En büyük zararı ise, okula başlamanın heyecanını yaşayan çocuklarımız gördü. İlk defa okula başlayacak miniklerin heyecanı ve hayalleri, siyasi çıkar uğruna ertelenmiş durumda. Onların sevinci, bu belirsizlikle hayal kırıklığına dönüştü. Sınıflarında arkadaşlarıyla buluşmayı bekleyen öğrenciler, şimdi ne zaman okullarına kavuşacaklarını bilemiyorlar.
Soruyoruz:
– Bir haftada konteyner sınıflar normal sınıflara mı dönüşecek?
– Kullanılamaz durumdaki binalar yıkılıp yeniden mi yapılacak?
– Güçlendirme, elektrik, su, internet gibi sorunlar bir haftada çözülecek mi?
Bu mesele, yalnızca bir erteleme değil; devlet imkanlarının siyasi çıkarlar uğruna kullanılmasıdır. Çocuklarımızın eğitimini kendi çıkarlarına alet edenlere karşı sesimizi yükseltmemiz ye devam edeceğiz.
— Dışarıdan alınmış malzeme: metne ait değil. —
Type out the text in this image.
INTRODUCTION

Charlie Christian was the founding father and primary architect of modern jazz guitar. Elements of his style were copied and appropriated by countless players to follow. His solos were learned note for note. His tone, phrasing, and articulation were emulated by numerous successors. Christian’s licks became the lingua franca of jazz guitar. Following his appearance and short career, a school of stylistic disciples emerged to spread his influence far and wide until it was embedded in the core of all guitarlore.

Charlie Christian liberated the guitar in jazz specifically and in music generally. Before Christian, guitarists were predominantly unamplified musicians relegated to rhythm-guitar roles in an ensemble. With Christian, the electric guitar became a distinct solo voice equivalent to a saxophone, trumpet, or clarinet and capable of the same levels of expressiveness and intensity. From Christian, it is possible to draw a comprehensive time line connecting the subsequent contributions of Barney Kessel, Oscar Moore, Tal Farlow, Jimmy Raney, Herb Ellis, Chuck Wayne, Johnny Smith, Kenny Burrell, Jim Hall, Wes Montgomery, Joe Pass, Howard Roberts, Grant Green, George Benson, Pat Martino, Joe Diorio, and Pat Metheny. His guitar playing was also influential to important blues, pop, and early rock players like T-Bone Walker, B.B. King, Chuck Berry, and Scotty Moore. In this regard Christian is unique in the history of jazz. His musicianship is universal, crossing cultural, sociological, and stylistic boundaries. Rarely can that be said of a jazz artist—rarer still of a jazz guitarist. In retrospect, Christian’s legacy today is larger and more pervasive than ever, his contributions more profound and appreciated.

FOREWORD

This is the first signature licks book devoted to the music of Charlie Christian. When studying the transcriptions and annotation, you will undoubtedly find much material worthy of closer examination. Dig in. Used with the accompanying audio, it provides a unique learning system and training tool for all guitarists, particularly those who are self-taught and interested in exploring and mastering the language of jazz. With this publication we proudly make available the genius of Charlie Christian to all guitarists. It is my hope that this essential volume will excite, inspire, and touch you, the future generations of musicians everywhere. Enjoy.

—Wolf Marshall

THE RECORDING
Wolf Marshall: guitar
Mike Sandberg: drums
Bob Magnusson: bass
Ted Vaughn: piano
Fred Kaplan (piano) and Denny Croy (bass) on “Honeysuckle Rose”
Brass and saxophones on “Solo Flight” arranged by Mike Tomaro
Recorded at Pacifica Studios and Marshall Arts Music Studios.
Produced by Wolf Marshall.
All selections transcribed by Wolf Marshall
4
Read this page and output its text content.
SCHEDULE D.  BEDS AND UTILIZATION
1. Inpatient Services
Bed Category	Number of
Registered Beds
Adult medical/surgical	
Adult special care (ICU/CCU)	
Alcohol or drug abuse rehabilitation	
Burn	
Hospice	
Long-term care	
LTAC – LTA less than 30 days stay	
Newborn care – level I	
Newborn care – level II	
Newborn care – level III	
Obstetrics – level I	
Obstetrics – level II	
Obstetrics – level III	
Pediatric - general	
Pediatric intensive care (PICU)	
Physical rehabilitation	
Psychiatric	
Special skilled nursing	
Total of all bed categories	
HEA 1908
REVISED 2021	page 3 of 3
Eğitimde yaşanan aksaklıklar ve okulların son durumu:
– Kullanılamaz durumda olan okul: 19
– Konteyner sınıfları olan okul: 25
– Güçlendirme çalışması tamamlanan okul: 10
– Tadilatları devam eden okul: 8
– Raporlaması tamamlanmamış okul: 39
– Geçici öğretmen ihtiyacı: 240
– Özel eğitim öğretmeni ihtiyacı: 10
– Rehber öğretmenlerin mağduriyeti devam ediyor.
Eğitim, bir ülkenin geleceğidir. Çocuklarımızın hayallerini siyasi çıkarlarla gölgeleyen bu uygulamalara karşı sessiz kalmayacağız.